In August, Random House, the book's original US publisher, decided not to publish out of fear of reprisals from Muslim extremists. But controversial Dutch publisher, Martin Rynja of Gibson Square Books (publisher of such books as "House of Bush, House of Saud," O.J. Simpson's "If I Did It," and "Blowing Up Russia by Alexander Litvinenko) said that he would go forward with a release of "The Jewel of Medina" in the UK.
Then, this weekend there was a firebomb attack on Rynja's North London home. According to thebookseller.com, the book's publication in the UK is now in "suspended animation" following the weekend attack.
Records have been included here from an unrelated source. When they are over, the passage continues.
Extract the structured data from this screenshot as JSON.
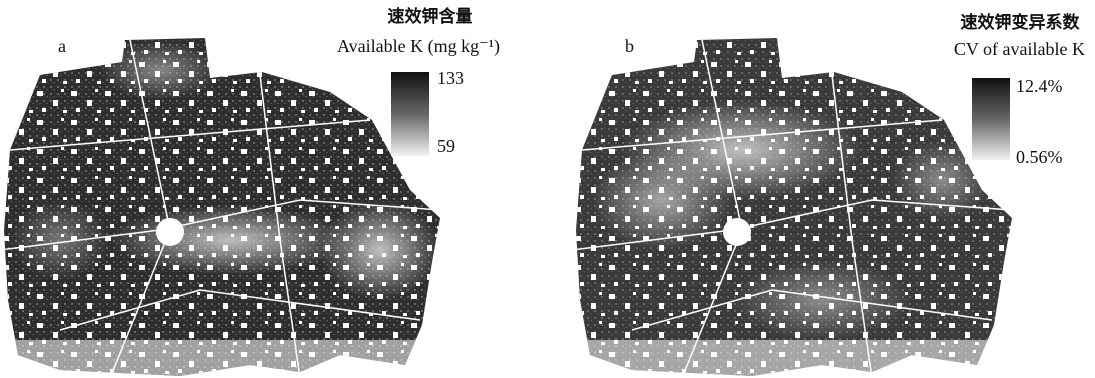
{
  "panels": [
    {
      "label": "a",
      "title_zh": "速效钾含量",
      "title_en": "Available K (mg kg⁻¹)",
      "legend": {
        "max": "133",
        "min": "59"
      }
    },
    {
      "label": "b",
      "title_zh": "速效钾变异系数",
      "title_en": "CV of available K",
      "legend": {
        "max": "12.4%",
        "min": "0.56%"
      }
    }
  ]
}
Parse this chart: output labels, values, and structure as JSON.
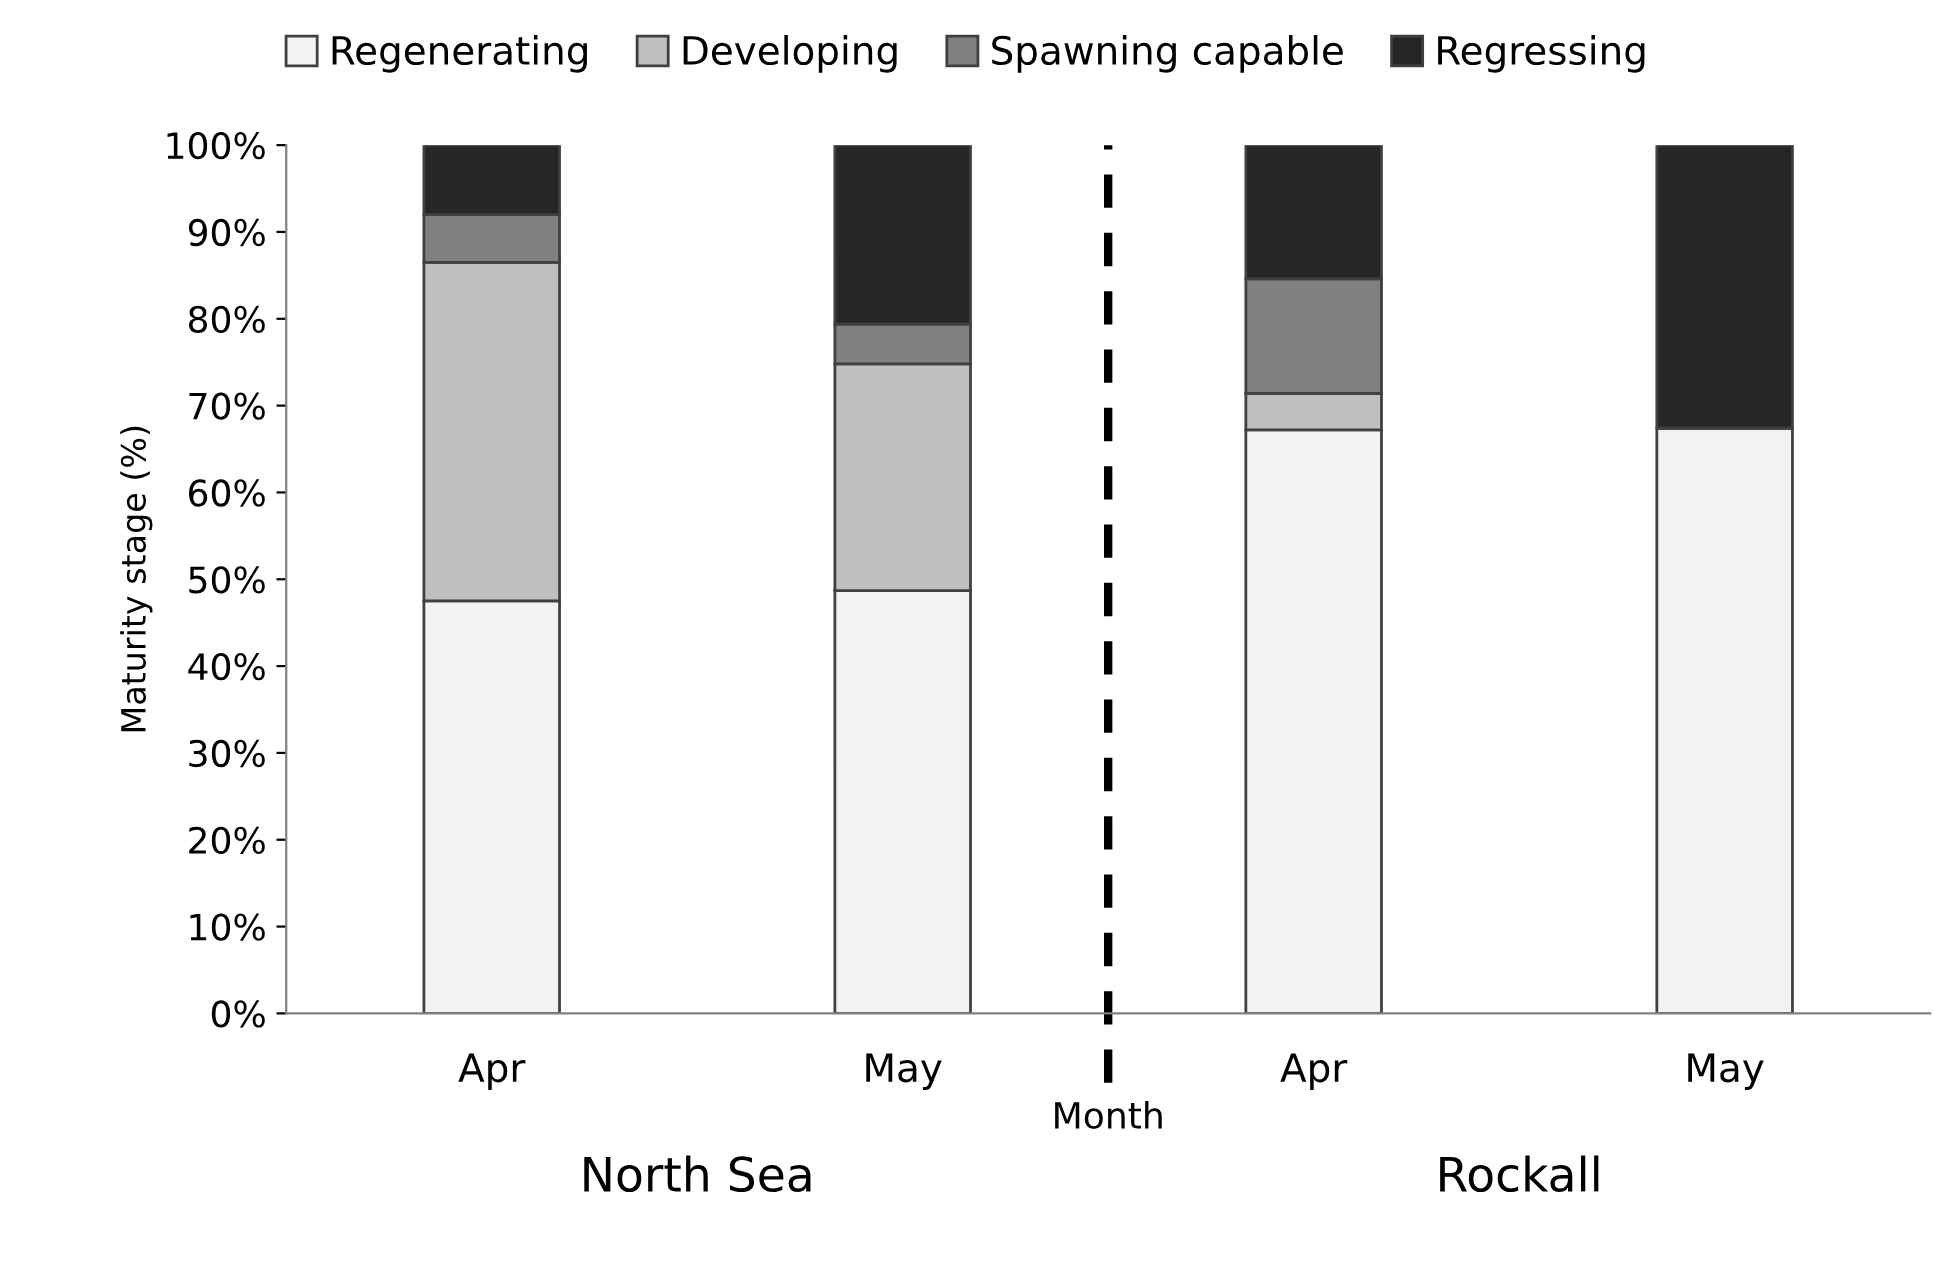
{
  "chart_data": {
    "type": "bar",
    "stacked": true,
    "categories": [
      "Apr",
      "May",
      "Apr",
      "May"
    ],
    "xlabel": "Month",
    "ylabel": "Maturity stage (%)",
    "series": [
      {
        "name": "Regenerating",
        "color": "#f2f2f2",
        "values": [
          47.5,
          48.7,
          67.2,
          67.4
        ]
      },
      {
        "name": "Developing",
        "color": "#bfbfbf",
        "values": [
          39.0,
          26.1,
          4.2,
          0
        ]
      },
      {
        "name": "Spawning capable",
        "color": "#808080",
        "values": [
          5.5,
          4.6,
          13.2,
          0
        ]
      },
      {
        "name": "Regressing",
        "color": "#262626",
        "values": [
          8.0,
          20.6,
          15.4,
          32.6
        ]
      }
    ],
    "ylim": [
      0,
      100
    ],
    "yticks": [
      {
        "value": 0,
        "label": "0%"
      },
      {
        "value": 10,
        "label": "10%"
      },
      {
        "value": 20,
        "label": "20%"
      },
      {
        "value": 30,
        "label": "30%"
      },
      {
        "value": 40,
        "label": "40%"
      },
      {
        "value": 50,
        "label": "50%"
      },
      {
        "value": 60,
        "label": "60%"
      },
      {
        "value": 70,
        "label": "70%"
      },
      {
        "value": 80,
        "label": "80%"
      },
      {
        "value": 90,
        "label": "90%"
      },
      {
        "value": 100,
        "label": "100%"
      }
    ],
    "annotations": [
      "North Sea",
      "Rockall"
    ],
    "legend": "top",
    "grid": false
  }
}
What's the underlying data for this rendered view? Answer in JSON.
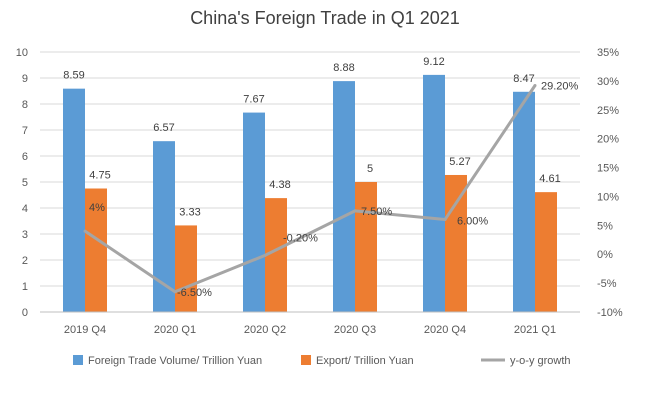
{
  "chart_data": {
    "type": "bar",
    "title": "China's Foreign Trade in Q1 2021",
    "categories": [
      "2019 Q4",
      "2020 Q1",
      "2020 Q2",
      "2020 Q3",
      "2020 Q4",
      "2021 Q1"
    ],
    "series": [
      {
        "name": "Foreign Trade Volume/ Trillion Yuan",
        "kind": "bar",
        "axis": "left",
        "color": "#5b9bd5",
        "values": [
          8.59,
          6.57,
          7.67,
          8.88,
          9.12,
          8.47
        ],
        "labels": [
          "8.59",
          "6.57",
          "7.67",
          "8.88",
          "9.12",
          "8.47"
        ]
      },
      {
        "name": "Export/ Trillion Yuan",
        "kind": "bar",
        "axis": "left",
        "color": "#ed7d31",
        "values": [
          4.75,
          3.33,
          4.38,
          5,
          5.27,
          4.61
        ],
        "labels": [
          "4.75",
          "3.33",
          "4.38",
          "5",
          "5.27",
          "4.61"
        ]
      },
      {
        "name": "y-o-y growth",
        "kind": "line",
        "axis": "right",
        "color": "#a5a5a5",
        "values": [
          4,
          -6.5,
          -0.2,
          7.5,
          6.0,
          29.2
        ],
        "labels": [
          "4%",
          "-6.50%",
          "-0.20%",
          "7.50%",
          "6.00%",
          "29.20%"
        ]
      }
    ],
    "y_left": {
      "min": 0,
      "max": 10,
      "ticks": [
        "0",
        "1",
        "2",
        "3",
        "4",
        "5",
        "6",
        "7",
        "8",
        "9",
        "10"
      ]
    },
    "y_right": {
      "min": -10,
      "max": 35,
      "ticks": [
        "-10%",
        "-5%",
        "0%",
        "5%",
        "10%",
        "15%",
        "20%",
        "25%",
        "30%",
        "35%"
      ]
    },
    "grid": true,
    "legend_position": "bottom"
  }
}
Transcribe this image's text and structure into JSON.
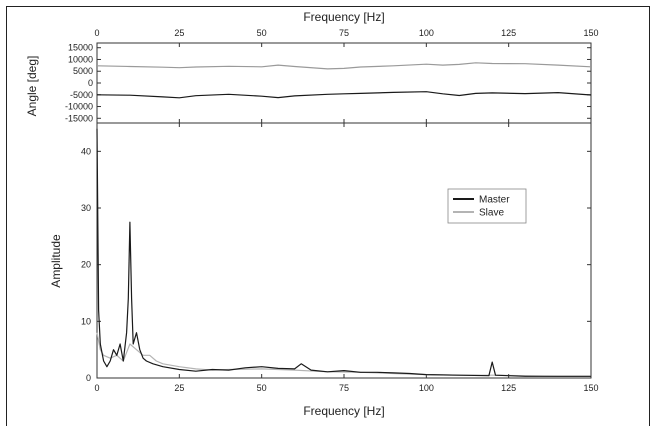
{
  "chart_data": [
    {
      "type": "line",
      "panel": "phase",
      "xlabel": "Frequency [Hz]",
      "ylabel": "Angle [deg]",
      "xlim": [
        0,
        150
      ],
      "ylim": [
        -17000,
        17000
      ],
      "x_ticks": [
        "0",
        "25",
        "50",
        "75",
        "100",
        "125",
        "150"
      ],
      "y_ticks": [
        "15000",
        "10000",
        "5000",
        "0",
        "-5000",
        "-10000",
        "-15000"
      ],
      "x_axis_position": "top",
      "series": [
        {
          "name": "Slave",
          "color": "#9a9a9a",
          "x": [
            0,
            10,
            20,
            25,
            30,
            40,
            50,
            55,
            60,
            70,
            75,
            80,
            90,
            100,
            105,
            110,
            115,
            120,
            130,
            140,
            150
          ],
          "y": [
            7300,
            7000,
            6700,
            6500,
            6800,
            7100,
            6900,
            7600,
            7000,
            6000,
            6200,
            6800,
            7300,
            8000,
            7600,
            7900,
            8600,
            8300,
            8200,
            7600,
            6900
          ]
        },
        {
          "name": "Master",
          "color": "#1a1a1a",
          "x": [
            0,
            10,
            20,
            25,
            30,
            40,
            50,
            55,
            60,
            70,
            75,
            80,
            90,
            100,
            105,
            110,
            115,
            120,
            130,
            140,
            150
          ],
          "y": [
            -5000,
            -5200,
            -5900,
            -6300,
            -5400,
            -4800,
            -5600,
            -6200,
            -5500,
            -4800,
            -4600,
            -4400,
            -4000,
            -3700,
            -4600,
            -5300,
            -4400,
            -4200,
            -4500,
            -4100,
            -5100
          ]
        }
      ]
    },
    {
      "type": "line",
      "panel": "amplitude",
      "xlabel": "Frequency [Hz]",
      "ylabel": "Amplitude",
      "xlim": [
        0,
        150
      ],
      "ylim": [
        0,
        45
      ],
      "x_ticks": [
        "0",
        "25",
        "50",
        "75",
        "100",
        "125",
        "150"
      ],
      "y_ticks": [
        "0",
        "10",
        "20",
        "30",
        "40"
      ],
      "legend_position": "right",
      "series": [
        {
          "name": "Master",
          "color": "#1a1a1a",
          "x": [
            0,
            0.5,
            1,
            2,
            3,
            4,
            5,
            6,
            7,
            8,
            9,
            9.5,
            10,
            10.5,
            11,
            12,
            13,
            14,
            15,
            17,
            20,
            25,
            30,
            35,
            40,
            45,
            50,
            55,
            60,
            62,
            65,
            70,
            75,
            80,
            85,
            90,
            95,
            100,
            110,
            119,
            120,
            121,
            125,
            130,
            140,
            150
          ],
          "y": [
            44,
            12,
            6,
            3,
            2,
            3,
            5,
            4,
            6,
            3,
            8,
            14,
            27.5,
            14,
            6,
            8,
            5,
            3.5,
            3,
            2.5,
            2,
            1.5,
            1.2,
            1.5,
            1.4,
            1.8,
            2,
            1.7,
            1.6,
            2.5,
            1.4,
            1.1,
            1.3,
            1.0,
            1.0,
            0.9,
            0.8,
            0.6,
            0.5,
            0.4,
            2.8,
            0.5,
            0.4,
            0.3,
            0.3,
            0.3
          ]
        },
        {
          "name": "Slave",
          "color": "#b4b4b4",
          "x": [
            0,
            1,
            2,
            4,
            6,
            8,
            10,
            12,
            14,
            16,
            18,
            20,
            25,
            30,
            35,
            40,
            50,
            60,
            70,
            80,
            90,
            100,
            110,
            120,
            130,
            140,
            150
          ],
          "y": [
            8,
            5,
            4,
            3.5,
            4,
            3,
            6,
            5,
            4,
            4,
            3,
            2.5,
            2,
            1.6,
            1.4,
            1.5,
            1.6,
            1.4,
            1.1,
            1.0,
            0.8,
            0.6,
            0.5,
            0.5,
            0.4,
            0.3,
            0.3
          ]
        }
      ]
    }
  ]
}
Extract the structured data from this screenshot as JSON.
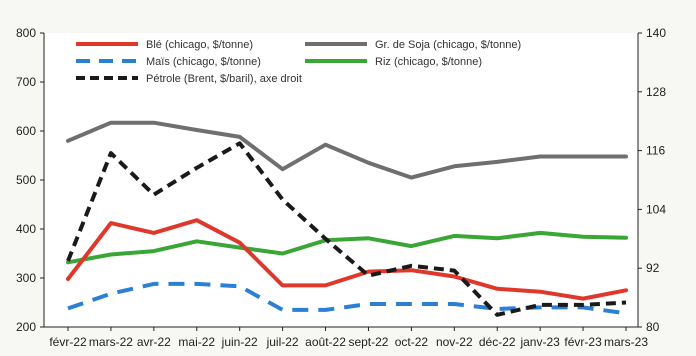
{
  "chart_data": {
    "type": "line",
    "categories": [
      "févr-22",
      "mars-22",
      "avr-22",
      "mai-22",
      "juin-22",
      "juil-22",
      "août-22",
      "sept-22",
      "oct-22",
      "nov-22",
      "déc-22",
      "janv-23",
      "févr-23",
      "mars-23"
    ],
    "y_left": {
      "ylim": [
        200,
        800
      ],
      "ticks": [
        "200",
        "300",
        "400",
        "500",
        "600",
        "700",
        "800"
      ]
    },
    "y_right": {
      "ylim": [
        80,
        140
      ],
      "ticks": [
        "80",
        "92",
        "104",
        "116",
        "128",
        "140"
      ]
    },
    "grid": false,
    "legend_position": "top",
    "series": [
      {
        "name": "Blé (chicago, $/tonne)",
        "axis": "left",
        "color": "#e0372c",
        "dash": "solid",
        "values": [
          298,
          412,
          392,
          418,
          372,
          285,
          285,
          313,
          316,
          303,
          278,
          272,
          258,
          275
        ]
      },
      {
        "name": "Gr. de Soja (chicago, $/tonne)",
        "axis": "left",
        "color": "#6f6f6f",
        "dash": "solid",
        "values": [
          580,
          617,
          617,
          602,
          588,
          522,
          572,
          535,
          505,
          528,
          537,
          548,
          548,
          548
        ]
      },
      {
        "name": "Maïs (chicago, $/tonne)",
        "axis": "left",
        "color": "#2b7fd4",
        "dash": "dashed",
        "values": [
          238,
          268,
          288,
          288,
          283,
          235,
          235,
          247,
          247,
          247,
          237,
          240,
          240,
          228
        ]
      },
      {
        "name": "Riz (chicago, $/tonne)",
        "axis": "left",
        "color": "#3aa635",
        "dash": "solid",
        "values": [
          332,
          348,
          355,
          375,
          362,
          350,
          377,
          381,
          365,
          386,
          381,
          392,
          384,
          382
        ]
      },
      {
        "name": "Pétrole (Brent, $/baril), axe droit",
        "axis": "right",
        "color": "#1a1a1a",
        "dash": "dashed",
        "values": [
          93.5,
          115.5,
          107,
          112.5,
          117.5,
          106,
          98,
          90.5,
          92.5,
          91.5,
          82.5,
          84.5,
          84.5,
          85
        ]
      }
    ]
  }
}
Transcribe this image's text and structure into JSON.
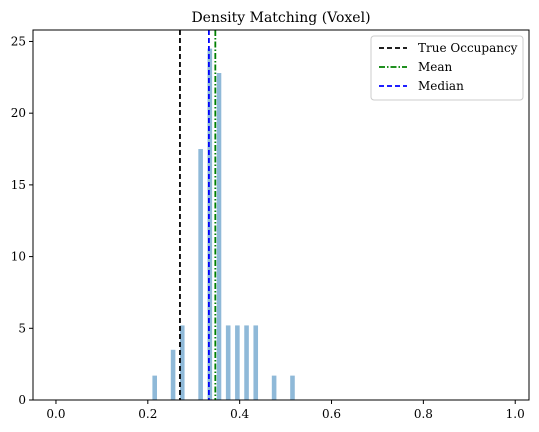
{
  "chart_data": {
    "type": "bar",
    "title": "Density Matching (Voxel)",
    "xlabel": "",
    "ylabel": "",
    "xlim": [
      -0.05,
      1.03
    ],
    "ylim": [
      0,
      25.8
    ],
    "xticks": [
      0.0,
      0.2,
      0.4,
      0.6,
      0.8,
      1.0
    ],
    "xtick_labels": [
      "0.0",
      "0.2",
      "0.4",
      "0.6",
      "0.8",
      "1.0"
    ],
    "yticks": [
      0,
      5,
      10,
      15,
      20,
      25
    ],
    "ytick_labels": [
      "0",
      "5",
      "10",
      "15",
      "20",
      "25"
    ],
    "grid": false,
    "legend_position": "top-right",
    "histogram": {
      "bin_width": 0.01,
      "color": "#8fb9d8",
      "bins": [
        {
          "x": 0.215,
          "y": 1.7
        },
        {
          "x": 0.255,
          "y": 3.5
        },
        {
          "x": 0.275,
          "y": 5.2
        },
        {
          "x": 0.315,
          "y": 17.5
        },
        {
          "x": 0.335,
          "y": 24.5
        },
        {
          "x": 0.355,
          "y": 22.8
        },
        {
          "x": 0.375,
          "y": 5.2
        },
        {
          "x": 0.395,
          "y": 5.2
        },
        {
          "x": 0.415,
          "y": 5.2
        },
        {
          "x": 0.435,
          "y": 5.2
        },
        {
          "x": 0.475,
          "y": 1.7
        },
        {
          "x": 0.515,
          "y": 1.7
        }
      ]
    },
    "vlines": [
      {
        "label": "True Occupancy",
        "x": 0.27,
        "color": "#000000",
        "style": "dashed"
      },
      {
        "label": "Mean",
        "x": 0.347,
        "color": "#008000",
        "style": "dashdot"
      },
      {
        "label": "Median",
        "x": 0.333,
        "color": "#0000ff",
        "style": "dashed"
      }
    ]
  }
}
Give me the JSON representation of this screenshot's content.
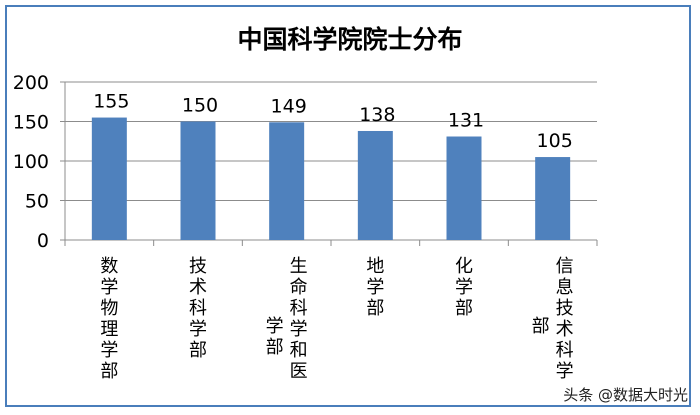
{
  "chart_data": {
    "type": "bar",
    "title": "中国科学院院士分布",
    "categories": [
      "数学物理学部",
      "技术科学部",
      "生命科学和医学部",
      "地学部",
      "化学部",
      "信息技术科学部"
    ],
    "values": [
      155,
      150,
      149,
      138,
      131,
      105
    ],
    "ylim": [
      0,
      200
    ],
    "yticks": [
      0,
      50,
      100,
      150,
      200
    ],
    "grid": true,
    "bar_color": "#4f81bd",
    "xlabel": "",
    "ylabel": ""
  },
  "watermark": "头条 @数据大时光"
}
Into the fray steps Salman Rushdie. In an interview with Australian broadcaster Clive James, he is reported to have said that he has no regrets about having written "The Satanic Verses," despite the 10 years he spent living in hiding after having done so.
"The question of do we have agency in our lives or whether we are just passive victims of events is, I think, a great question and one that I have always tried to ask," said Rushdie in comments published on James's website. "In that sense I wouldn't not have wanted to be the writer that asked it."
"The Jewel of Medina" is still scheduled for release in the US by Beaufort on October 15.